Clinical prognostic factors associated with outcome in renal cell cancer (RCC) patients treated with modified vaccinia ankara plus tumor-associated antigen 5T4 (MVA-5T4).

Abstract

e15545 Background: Development of MVA-5T4 as an immunotherapeutic vaccine led to studies demonstrating it is safe and highly immunogenic as a monotherapy or combination (Amato 2008 Clin Cancer Res, Amato 2008 J Immunother, Amato 2009 J Immunother). Antitumor activity has been minimal. We examined identifiable clinical factors to develop a prognostic model to select patients for vaccine immunotherapy. Methods: Clinical data from 3 phase II studies were received for a total of 50 patients treated with MVA-5T4 alone, MVA-5T4 plus interferon-α or MVA-5T4 plus interleukin-2. Kaplan-Meier method was used to calculate progression-free survival (PFS) and overall survival (OS). Univariate and multivariate analyses were constructed using COX Proportional Hazard model and step-wise procedure. The model was validated by measuring the overall concordance index. Results: For the entire population, median PFS was 3.6 months (range 0.9-42.8 months), and median OS was 12.4 months (range 1.0-45.6 months).

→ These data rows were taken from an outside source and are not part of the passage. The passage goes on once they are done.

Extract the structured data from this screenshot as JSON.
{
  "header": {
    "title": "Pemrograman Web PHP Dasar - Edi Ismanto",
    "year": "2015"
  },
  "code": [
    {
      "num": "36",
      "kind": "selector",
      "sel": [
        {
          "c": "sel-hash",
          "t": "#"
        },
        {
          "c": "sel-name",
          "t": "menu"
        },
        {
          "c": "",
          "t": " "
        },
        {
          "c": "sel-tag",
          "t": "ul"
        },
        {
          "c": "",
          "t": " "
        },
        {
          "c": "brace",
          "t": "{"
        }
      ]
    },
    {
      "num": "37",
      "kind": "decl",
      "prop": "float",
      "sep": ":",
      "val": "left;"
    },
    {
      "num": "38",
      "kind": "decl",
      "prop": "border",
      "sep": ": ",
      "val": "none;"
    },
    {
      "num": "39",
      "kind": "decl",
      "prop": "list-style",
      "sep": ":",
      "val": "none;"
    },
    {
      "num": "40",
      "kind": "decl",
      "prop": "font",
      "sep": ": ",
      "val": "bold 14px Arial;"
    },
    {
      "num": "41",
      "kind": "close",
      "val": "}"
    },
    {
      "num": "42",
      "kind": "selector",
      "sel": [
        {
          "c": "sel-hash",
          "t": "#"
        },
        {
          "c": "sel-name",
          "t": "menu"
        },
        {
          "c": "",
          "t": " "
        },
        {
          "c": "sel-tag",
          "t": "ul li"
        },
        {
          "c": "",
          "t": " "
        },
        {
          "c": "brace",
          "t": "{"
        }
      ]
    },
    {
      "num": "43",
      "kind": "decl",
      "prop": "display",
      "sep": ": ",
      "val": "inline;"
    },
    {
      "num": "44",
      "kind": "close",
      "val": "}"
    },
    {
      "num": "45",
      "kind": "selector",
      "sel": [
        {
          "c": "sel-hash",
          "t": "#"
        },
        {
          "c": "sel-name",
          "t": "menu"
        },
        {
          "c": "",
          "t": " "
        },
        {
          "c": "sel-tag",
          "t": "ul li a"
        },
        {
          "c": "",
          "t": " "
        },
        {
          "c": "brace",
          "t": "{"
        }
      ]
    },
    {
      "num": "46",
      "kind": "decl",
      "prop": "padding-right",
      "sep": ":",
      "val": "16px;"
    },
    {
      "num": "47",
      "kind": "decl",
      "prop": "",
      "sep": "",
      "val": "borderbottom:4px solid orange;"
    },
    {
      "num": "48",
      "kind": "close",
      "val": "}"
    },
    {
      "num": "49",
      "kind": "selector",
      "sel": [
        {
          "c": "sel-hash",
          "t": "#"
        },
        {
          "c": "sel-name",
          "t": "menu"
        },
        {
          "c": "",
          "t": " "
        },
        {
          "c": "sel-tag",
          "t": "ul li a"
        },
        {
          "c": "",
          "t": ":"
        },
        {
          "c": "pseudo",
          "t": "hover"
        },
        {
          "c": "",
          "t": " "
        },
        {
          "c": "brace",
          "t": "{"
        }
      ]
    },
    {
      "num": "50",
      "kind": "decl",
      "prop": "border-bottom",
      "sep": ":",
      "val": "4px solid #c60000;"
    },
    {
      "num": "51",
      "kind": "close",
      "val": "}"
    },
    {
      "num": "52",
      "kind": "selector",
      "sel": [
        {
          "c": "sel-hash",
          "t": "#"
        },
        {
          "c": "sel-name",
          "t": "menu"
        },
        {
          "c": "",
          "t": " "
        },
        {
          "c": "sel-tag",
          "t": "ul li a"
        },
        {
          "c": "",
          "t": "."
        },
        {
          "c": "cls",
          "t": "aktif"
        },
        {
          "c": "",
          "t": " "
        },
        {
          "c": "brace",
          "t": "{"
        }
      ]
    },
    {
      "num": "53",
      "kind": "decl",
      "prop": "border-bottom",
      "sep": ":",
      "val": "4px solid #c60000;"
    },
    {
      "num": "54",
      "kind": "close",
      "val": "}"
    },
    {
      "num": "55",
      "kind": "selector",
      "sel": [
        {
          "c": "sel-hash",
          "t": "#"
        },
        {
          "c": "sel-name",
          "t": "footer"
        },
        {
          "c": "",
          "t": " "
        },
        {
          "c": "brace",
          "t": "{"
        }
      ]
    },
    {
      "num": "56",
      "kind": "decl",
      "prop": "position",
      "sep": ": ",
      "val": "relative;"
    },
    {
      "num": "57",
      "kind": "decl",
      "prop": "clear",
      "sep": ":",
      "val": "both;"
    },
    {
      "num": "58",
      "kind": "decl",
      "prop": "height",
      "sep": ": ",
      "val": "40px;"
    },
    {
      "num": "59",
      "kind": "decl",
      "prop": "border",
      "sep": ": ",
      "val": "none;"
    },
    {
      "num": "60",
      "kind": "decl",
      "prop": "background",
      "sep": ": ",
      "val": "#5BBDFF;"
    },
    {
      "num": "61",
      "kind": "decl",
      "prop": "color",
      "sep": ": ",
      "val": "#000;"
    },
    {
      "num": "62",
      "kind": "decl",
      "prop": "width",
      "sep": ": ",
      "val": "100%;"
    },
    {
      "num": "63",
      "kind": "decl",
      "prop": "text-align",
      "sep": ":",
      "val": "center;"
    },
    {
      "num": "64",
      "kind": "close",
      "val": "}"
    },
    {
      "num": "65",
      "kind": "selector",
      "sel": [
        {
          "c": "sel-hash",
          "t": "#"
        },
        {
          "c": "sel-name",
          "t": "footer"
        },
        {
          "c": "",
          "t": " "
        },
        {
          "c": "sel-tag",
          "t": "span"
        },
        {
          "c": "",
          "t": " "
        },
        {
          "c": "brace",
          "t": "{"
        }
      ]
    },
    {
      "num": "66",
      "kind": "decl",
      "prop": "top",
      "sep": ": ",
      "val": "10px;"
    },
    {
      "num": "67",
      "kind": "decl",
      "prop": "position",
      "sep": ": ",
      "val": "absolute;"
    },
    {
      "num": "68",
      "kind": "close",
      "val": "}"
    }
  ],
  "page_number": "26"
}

Univariate analysis revealed 10 clinical factors associated with PFS and 9 clinical factors associated with OS. Multivariate analysis identified 5 factors associated with PFS benefit (ECOG status ≥1, lymphocytes <25, >2 metastatic sites, neutrophils ≥69, albumin <4) and 6 factors associated with OS benefit (ECOG status ≥1, >2 metastatic sites, neutrophils ≥69, platelets >300, prior treatment with tyrosine kinase inhibitors/immunotherapy, Furham grade of 3/4). The prognostic model was divided into 3 categories. Patients with 0-1 factors (favorable) had a median PFS of 9.4 months and OS of 26.2 months, patients with 2-3 factors (intermediate) had a median PFS of 3.0 months and OS of 9.1 months, and patients with 4+ factors (poor) had a median PFS of 2.0 months and OS of 2.0 months. Conclusions: This analysis identified 7 available clinical factors that can classify patients with mRCC into 3 risk groups with various outcomes. Further validation of this model will identify which patients most likely to respond to MVA-5T4 as well as other vaccines. This will allow for the appropriate application of treatment to patients most likely to benefit.